Additional results of the survey, concentrating on the beliefs of the secular group, will be disclosed at the CFI Summit, a conference of humanists and skeptics in Tacoma, WA, to be held October 24 through 27. For more information, please click here.
 
The study of worldviews and opinions of U.S. college students is based on an online national survey conducted by the ISSSC during April and May 2013 at Trinity College, with major contributions from CFI, an international organization advocating for science, reason, and secularism in public life. Drawn from a random sample of publicly available email addresses, more than 1,800 students took part in the survey in whole or in part, representing 38 four-year colleges and universities.
 
The full report, “Religious, Spiritual and Secular: The emergence of three distinct worldviews among American college students,” is available here
 
Additional Highlights
  • Gender gaps are noticeable within the secular (more males) and spiritual (more females) groups, while the religious  group attracts males and females more evenly.

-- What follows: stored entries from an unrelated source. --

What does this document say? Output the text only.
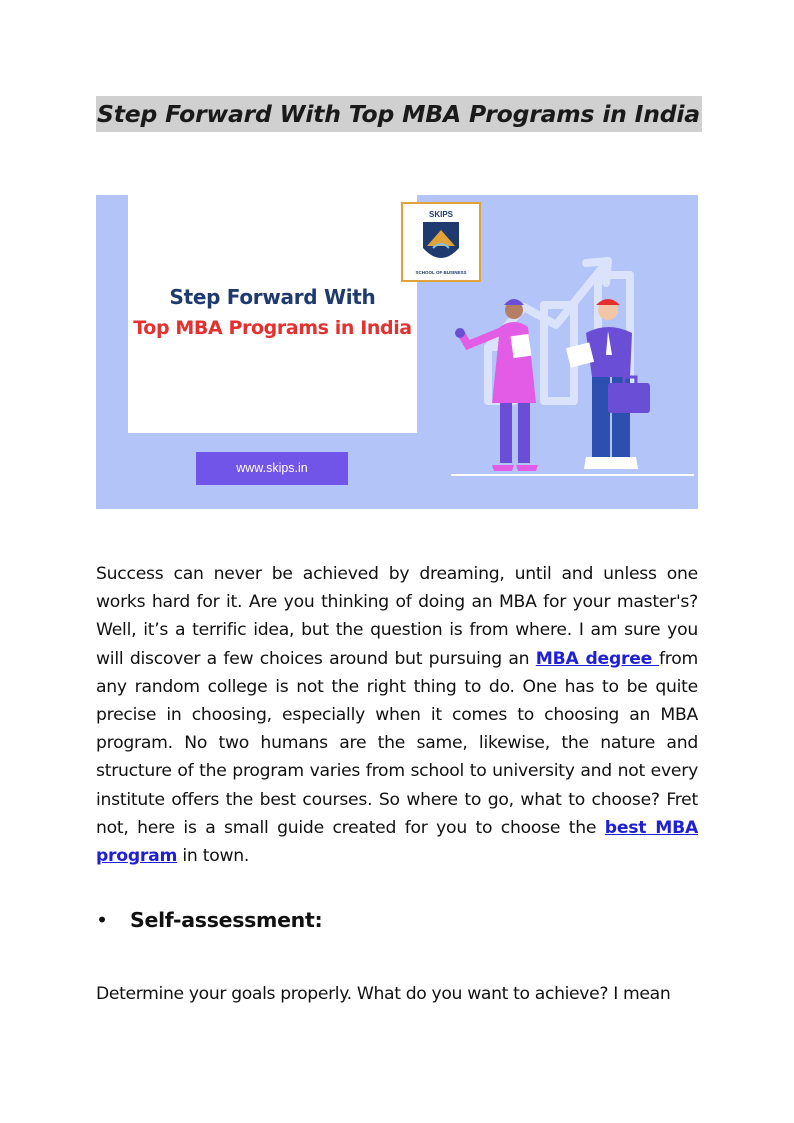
Step Forward With Top MBA Programs in India
Step Forward With
Top MBA Programs in India
www.skips.in
SKIPS
SCHOOL OF BUSINESS

Success can never be achieved by dreaming, until and unless one works hard for it. Are you thinking of doing an MBA for your master's? Well, it’s a terrific idea, but the question is from where. I am sure you will discover a few choices around but pursuing an MBA degree from any random college is not the right thing to do. One has to be quite precise in choosing, especially when it comes to choosing an MBA program. No two humans are the same, likewise, the nature and structure of the program varies from school to university and not every institute offers the best courses. So where to go, what to choose? Fret not, here is a small guide created for you to choose the best MBA program in town.

•	Self-assessment:

Determine your goals properly. What do you want to achieve? I mean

  • Although the secular group is predominantly male, it was they who were the most likely of all three groups (67 percent) to say that it is “very true” that “women must defend their reproductive rights.”

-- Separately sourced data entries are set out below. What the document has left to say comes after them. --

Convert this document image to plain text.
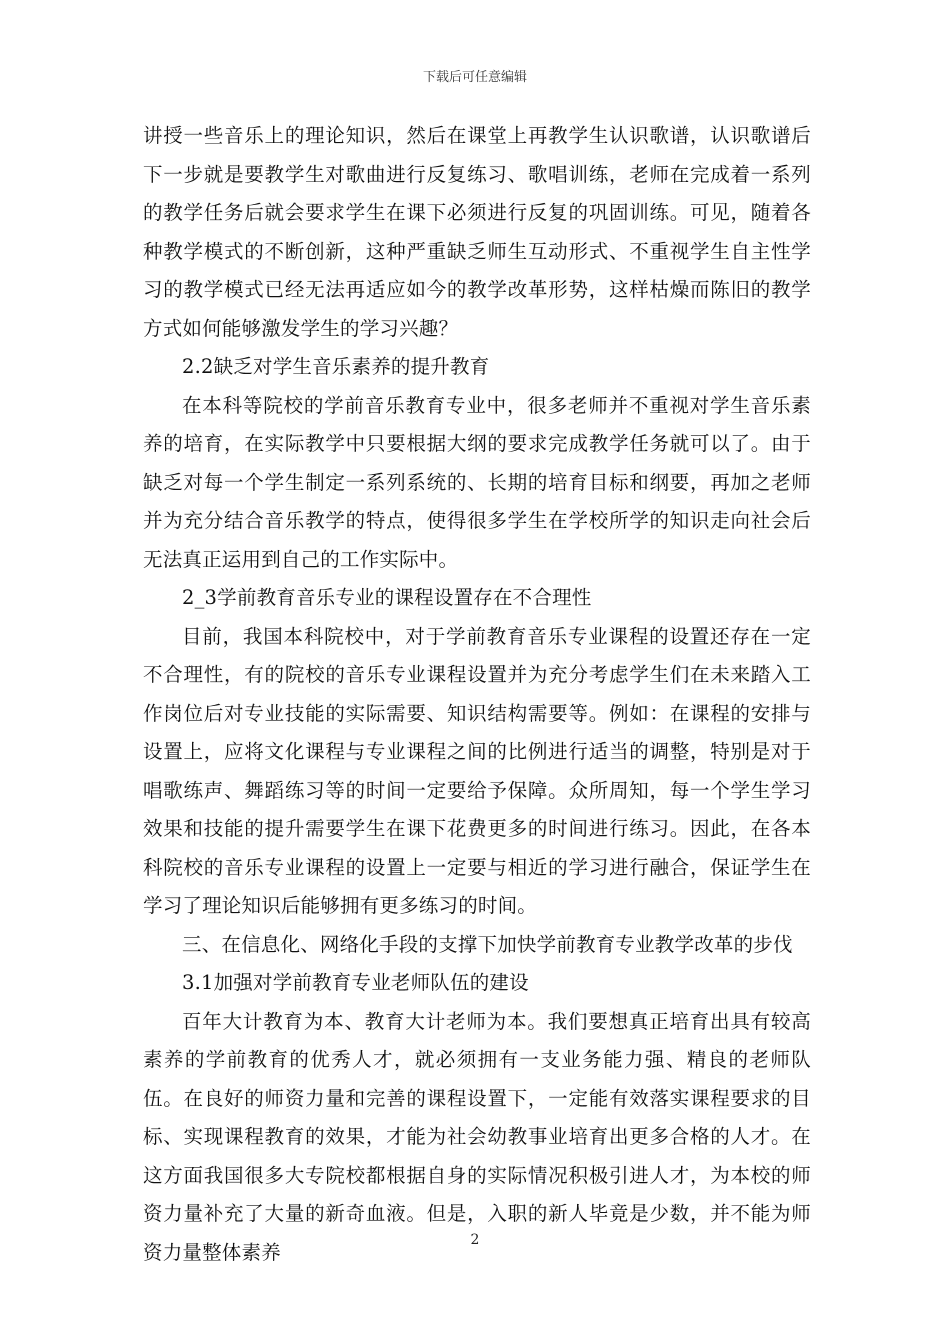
下载后可任意编辑

讲授一些音乐上的理论知识，然后在课堂上再教学生认识歌谱，认识歌谱后下一步就是要教学生对歌曲进行反复练习、歌唱训练，老师在完成着一系列的教学任务后就会要求学生在课下必须进行反复的巩固训练。可见，随着各种教学模式的不断创新，这种严重缺乏师生互动形式、不重视学生自主性学习的教学模式已经无法再适应如今的教学改革形势，这样枯燥而陈旧的教学方式如何能够激发学生的学习兴趣？

2.2缺乏对学生音乐素养的提升教育

在本科等院校的学前音乐教育专业中，很多老师并不重视对学生音乐素养的培育，在实际教学中只要根据大纲的要求完成教学任务就可以了。由于缺乏对每一个学生制定一系列系统的、长期的培育目标和纲要，再加之老师并为充分结合音乐教学的特点，使得很多学生在学校所学的知识走向社会后无法真正运用到自己的工作实际中。

2_3学前教育音乐专业的课程设置存在不合理性

目前，我国本科院校中，对于学前教育音乐专业课程的设置还存在一定不合理性，有的院校的音乐专业课程设置并为充分考虑学生们在未来踏入工作岗位后对专业技能的实际需要、知识结构需要等。例如：在课程的安排与设置上，应将文化课程与专业课程之间的比例进行适当的调整，特别是对于唱歌练声、舞蹈练习等的时间一定要给予保障。众所周知，每一个学生学习效果和技能的提升需要学生在课下花费更多的时间进行练习。因此，在各本科院校的音乐专业课程的设置上一定要与相近的学习进行融合，保证学生在学习了理论知识后能够拥有更多练习的时间。

三、在信息化、网络化手段的支撑下加快学前教育专业教学改革的步伐

3.1加强对学前教育专业老师队伍的建设

百年大计教育为本、教育大计老师为本。我们要想真正培育出具有较高素养的学前教育的优秀人才，就必须拥有一支业务能力强、精良的老师队伍。在良好的师资力量和完善的课程设置下，一定能有效落实课程要求的目标、实现课程教育的效果，才能为社会幼教事业培育出更多合格的人才。在这方面我国很多大专院校都根据自身的实际情况积极引进人才，为本校的师资力量补充了大量的新奇血液。但是，入职的新人毕竟是少数，并不能为师资力量整体素养

2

  • Patterns of belief in God are remarkably different in the three worldviews:
                 ♣    The religious group mirrors the general U.S. population with 70 percent firm believers and only 2 percent saying they don’t believe in God or don’t know whether there is a God and don’t believe there is any way to find out.
                ♣    At the other end of the spectrum are secular students, of whom 77 percent either don’t believe in God or don’t know if there is a God.
                ♣    Spiritual students exhibit an array of preferences: 27 percent believe in a higher power (but not in a personal God); 24 percent are firm believers; 21 percent believe in God (while having doubts); 12 percent don’t know if God exists and only 5 percent don’t believe in God.
  •   Opinions on scientific and philosophical issues differ widely.
                 ♣    A strong majority of religious students believes in miracles and a smaller majority believes in reason and rationalism.
                 ♣    The secular are as committed to reason (83 percent) as the religious are to belief in miracles (84 percent). Only 13 percent of seculars believe in miracles.
                ♣    The spiritual are between the two other worldviews.
  •     Similarly, the results show considerable divisions by worldview with regard to belief in creationism/intelligent design          and evolution/Darwinism:
                ♣    A majority of religious students believe in creationism/intelligent design. Another majority believes in evolution/Darwinism. Presumably this reflects the split between conservative and liberal religious believers, with some small group believing in both theories.
               ♣    The secular group overwhelmingly endorses evolution (93 percent) and rejects creationism (5 percent).
               ♣    The spiritual group believes strongly in creationism or intelligent design.

  •    On public policy issues, the spiritual and secular groups hold similar worldviews, with secular students consistently          more liberal and the religious more conservative. The pattern is similar for all issues raised: women’s reproductive rights; same-sex marriage; gay adoption; gun control; and assisted suicide.
  •    Political orientations of the worldviews are quite distinct:
 
            ♣    Religious students are the most likely to regard themselves as conservative (34 percent), compared with 11 percent of spirituals and 4 percent of seculars.
            ♣    Secular students are also the most likely to view themselves as liberal (44 percent), compared with 35 percent of spirituals and 17 percent of religious students.
            ♣    Secular students are also the most likely to describe themselves as progressive (20 percent), compared with 12 percent of spirituals and only 5 percent of religious students.
            ♣    Interestingly, the libertarian option attracted almost the same share of students in each group.
            ♣    The religious are the most likely to consider themselves moderate.